From: Robert von Knobloch
Subject: Re: [avr-gcc-list] Allocating variables to a fixed address
Date: Tue, 12 May 2009 09:26:19 +0200
User-agent: Thunderbird (X11/20060911)

David Kelly wrote:
> On Mon, May 11, 2009 at 08:21:37AM -0600, Weddington, Eric wrote:
>>>> Sounds to me as if you are making the "bootloader" too big and
>>>> should simply link an entire application for every possible 
>>>> target. What you are doing would make more sense if the loadable
>>>> modules could run out of RAM.
>>> That would be no use, the loadables must be non-volatile. This is a
>>> tester that will be sent to a factory (somewhere).

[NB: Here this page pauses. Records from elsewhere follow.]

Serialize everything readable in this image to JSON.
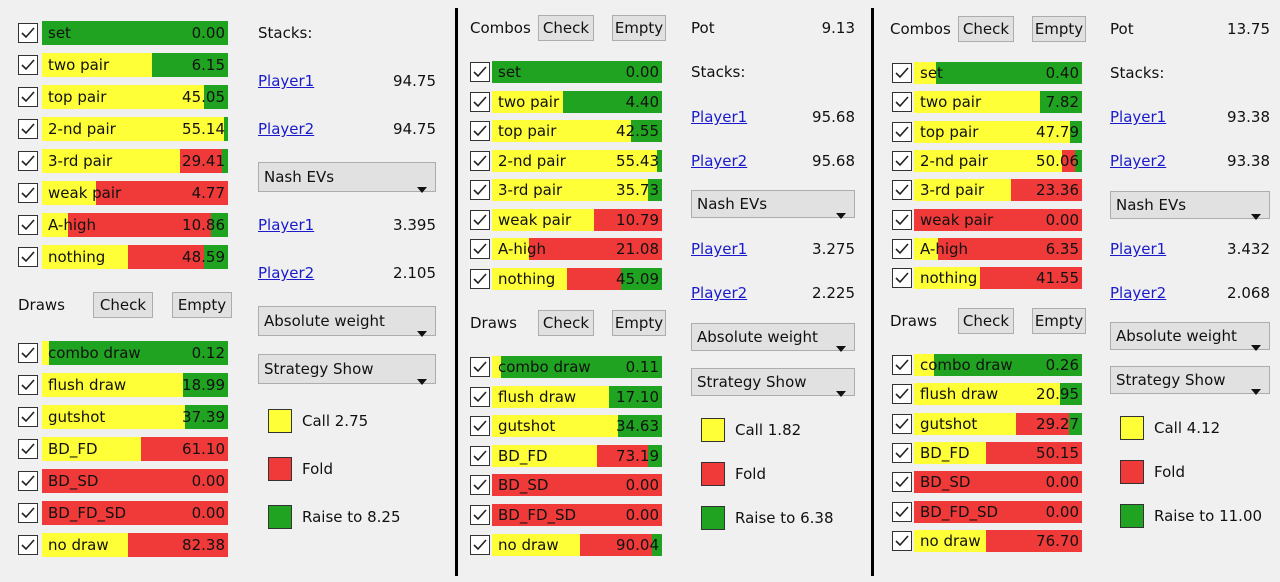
{
  "colors": [
    "#ffff38",
    "#f03a3a",
    "#20a320"
  ],
  "panels": [
    {
      "stacks_label": "Stacks:",
      "stacks": [
        {
          "name": "Player1",
          "value": "94.75"
        },
        {
          "name": "Player2",
          "value": "94.75"
        }
      ],
      "ev_mode": "Nash EVs",
      "evs": [
        {
          "name": "Player1",
          "value": "3.395"
        },
        {
          "name": "Player2",
          "value": "2.105"
        }
      ],
      "weight_mode": "Absolute weight",
      "show_mode": "Strategy Show",
      "legend": [
        "Call 2.75",
        "Fold",
        "Raise to 8.25"
      ],
      "combos": [
        {
          "label": "set",
          "value": "0.00",
          "mix": [
            0,
            0,
            100
          ]
        },
        {
          "label": "two pair",
          "value": "6.15",
          "mix": [
            59,
            0,
            41
          ]
        },
        {
          "label": "top pair",
          "value": "45.05",
          "mix": [
            87,
            0,
            13
          ]
        },
        {
          "label": "2-nd pair",
          "value": "55.14",
          "mix": [
            98,
            0,
            2
          ]
        },
        {
          "label": "3-rd pair",
          "value": "29.41",
          "mix": [
            74,
            23,
            3
          ]
        },
        {
          "label": "weak pair",
          "value": "4.77",
          "mix": [
            29,
            71,
            0
          ]
        },
        {
          "label": "A-high",
          "value": "10.86",
          "mix": [
            14,
            77,
            9
          ]
        },
        {
          "label": "nothing",
          "value": "48.59",
          "mix": [
            46,
            41,
            13
          ]
        }
      ],
      "draws_header": {
        "label": "Draws",
        "check": "Check",
        "empty": "Empty"
      },
      "draws": [
        {
          "label": "combo draw",
          "value": "0.12",
          "mix": [
            4,
            0,
            96
          ]
        },
        {
          "label": "flush draw",
          "value": "18.99",
          "mix": [
            76,
            0,
            24
          ]
        },
        {
          "label": "gutshot",
          "value": "37.39",
          "mix": [
            77,
            0,
            23
          ]
        },
        {
          "label": "BD_FD",
          "value": "61.10",
          "mix": [
            53,
            47,
            0
          ]
        },
        {
          "label": "BD_SD",
          "value": "0.00",
          "mix": [
            0,
            100,
            0
          ]
        },
        {
          "label": "BD_FD_SD",
          "value": "0.00",
          "mix": [
            0,
            100,
            0
          ]
        },
        {
          "label": "no draw",
          "value": "82.38",
          "mix": [
            46,
            54,
            0
          ]
        }
      ]
    },
    {
      "combos_header": {
        "label": "Combos",
        "check": "Check",
        "empty": "Empty"
      },
      "pot": {
        "label": "Pot",
        "value": "9.13"
      },
      "stacks_label": "Stacks:",
      "stacks": [
        {
          "name": "Player1",
          "value": "95.68"
        },
        {
          "name": "Player2",
          "value": "95.68"
        }
      ],
      "ev_mode": "Nash EVs",
      "evs": [
        {
          "name": "Player1",
          "value": "3.275"
        },
        {
          "name": "Player2",
          "value": "2.225"
        }
      ],
      "weight_mode": "Absolute weight",
      "show_mode": "Strategy Show",
      "legend": [
        "Call 1.82",
        "Fold",
        "Raise to 6.38"
      ],
      "combos": [
        {
          "label": "set",
          "value": "0.00",
          "mix": [
            0,
            0,
            100
          ]
        },
        {
          "label": "two pair",
          "value": "4.40",
          "mix": [
            42,
            0,
            58
          ]
        },
        {
          "label": "top pair",
          "value": "42.55",
          "mix": [
            82,
            0,
            18
          ]
        },
        {
          "label": "2-nd pair",
          "value": "55.43",
          "mix": [
            97,
            0,
            3
          ]
        },
        {
          "label": "3-rd pair",
          "value": "35.73",
          "mix": [
            92,
            0,
            8
          ]
        },
        {
          "label": "weak pair",
          "value": "10.79",
          "mix": [
            60,
            40,
            0
          ]
        },
        {
          "label": "A-high",
          "value": "21.08",
          "mix": [
            22,
            78,
            0
          ]
        },
        {
          "label": "nothing",
          "value": "45.09",
          "mix": [
            44,
            32,
            24
          ]
        }
      ],
      "draws_header": {
        "label": "Draws",
        "check": "Check",
        "empty": "Empty"
      },
      "draws": [
        {
          "label": "combo draw",
          "value": "0.11",
          "mix": [
            5,
            0,
            95
          ]
        },
        {
          "label": "flush draw",
          "value": "17.10",
          "mix": [
            69,
            0,
            31
          ]
        },
        {
          "label": "gutshot",
          "value": "34.63",
          "mix": [
            74,
            0,
            26
          ]
        },
        {
          "label": "BD_FD",
          "value": "73.19",
          "mix": [
            62,
            30,
            8
          ]
        },
        {
          "label": "BD_SD",
          "value": "0.00",
          "mix": [
            0,
            100,
            0
          ]
        },
        {
          "label": "BD_FD_SD",
          "value": "0.00",
          "mix": [
            0,
            100,
            0
          ]
        },
        {
          "label": "no draw",
          "value": "90.04",
          "mix": [
            52,
            42,
            6
          ]
        }
      ]
    },
    {
      "combos_header": {
        "label": "Combos",
        "check": "Check",
        "empty": "Empty"
      },
      "pot": {
        "label": "Pot",
        "value": "13.75"
      },
      "stacks_label": "Stacks:",
      "stacks": [
        {
          "name": "Player1",
          "value": "93.38"
        },
        {
          "name": "Player2",
          "value": "93.38"
        }
      ],
      "ev_mode": "Nash EVs",
      "evs": [
        {
          "name": "Player1",
          "value": "3.432"
        },
        {
          "name": "Player2",
          "value": "2.068"
        }
      ],
      "weight_mode": "Absolute weight",
      "show_mode": "Strategy Show",
      "legend": [
        "Call 4.12",
        "Fold",
        "Raise to 11.00"
      ],
      "combos": [
        {
          "label": "set",
          "value": "0.40",
          "mix": [
            13,
            0,
            87
          ]
        },
        {
          "label": "two pair",
          "value": "7.82",
          "mix": [
            75,
            0,
            25
          ]
        },
        {
          "label": "top pair",
          "value": "47.79",
          "mix": [
            93,
            0,
            7
          ]
        },
        {
          "label": "2-nd pair",
          "value": "50.06",
          "mix": [
            88,
            8,
            4
          ]
        },
        {
          "label": "3-rd pair",
          "value": "23.36",
          "mix": [
            58,
            42,
            0
          ]
        },
        {
          "label": "weak pair",
          "value": "0.00",
          "mix": [
            0,
            100,
            0
          ]
        },
        {
          "label": "A-high",
          "value": "6.35",
          "mix": [
            14,
            86,
            0
          ]
        },
        {
          "label": "nothing",
          "value": "41.55",
          "mix": [
            39,
            61,
            0
          ]
        }
      ],
      "draws_header": {
        "label": "Draws",
        "check": "Check",
        "empty": "Empty"
      },
      "draws": [
        {
          "label": "combo draw",
          "value": "0.26",
          "mix": [
            12,
            0,
            88
          ]
        },
        {
          "label": "flush draw",
          "value": "20.95",
          "mix": [
            87,
            0,
            13
          ]
        },
        {
          "label": "gutshot",
          "value": "29.27",
          "mix": [
            61,
            31,
            8
          ]
        },
        {
          "label": "BD_FD",
          "value": "50.15",
          "mix": [
            43,
            57,
            0
          ]
        },
        {
          "label": "BD_SD",
          "value": "0.00",
          "mix": [
            0,
            100,
            0
          ]
        },
        {
          "label": "BD_FD_SD",
          "value": "0.00",
          "mix": [
            0,
            100,
            0
          ]
        },
        {
          "label": "no draw",
          "value": "76.70",
          "mix": [
            43,
            57,
            0
          ]
        }
      ]
    }
  ]
}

When a new
>>> product is to be tested, I can e-mail them the test routine which
>>> they then burn into flash (each of these is 0x900 bytes, there can
>>> be up to 0x0a of them).
>> Why is this method superior to having a regular bootloader, and you
>> have N applications, where each application is the individual test
>> routine and the common portion? Why do you have create this custom
>> interface which has its own set of problems? Alternatively, creating a
>> custom Makefile to handle building 10 different applications is
>> certainly easier in comparison.
> I agree, thats how I would handle it. Either build a custom linked
> application for each customer or provide the customer with the tools to
> build one of their own. What he is trying to do is in effect create a
> run time program linker.
Eric, David etc.,

Thanks for the suggestions but it seems I haven't explained the problem
The end users of this equipment will be factory operators who cannot
compile, link or do any of these software things.
Thus I have developed an extremely simple (read idiot-proof [i hope])
interface to use with a terminal program (minicom, teraterm etc.).
This is far more simple than any existing boot loader (OK, I *could*
write my own, but I'm too far along now).
The loadable elements are small (0x900) and will only ever be updated
one at a time.
If I compiled and linked the whole lot, then each small change would
requite the sending & loading of 64k of code, which I think is much too
much for these people (and, for compatibilty with modern PCs, the comms.
is run over a USB virtual RS-232 port which produces far too many serial
errors for my liking - but that's another issue).
I have the entire application written and am knocking the last bugs out now.
I confess that GCC seems to me to be mostly something to fight with,
perhaps I have been spoiled in the past using manufacturer's C compliers
that were tailored especially for the target.
I simply require a way to fix absolutely this jump table in memory.
Whether I write it in C or assembler seems to me to be irrelevant, as is
using an array of pointer to functions, because I still have the problem
of fixing these at absolute addresses.

If anyone knows a way to do this, I would very much appreciate it.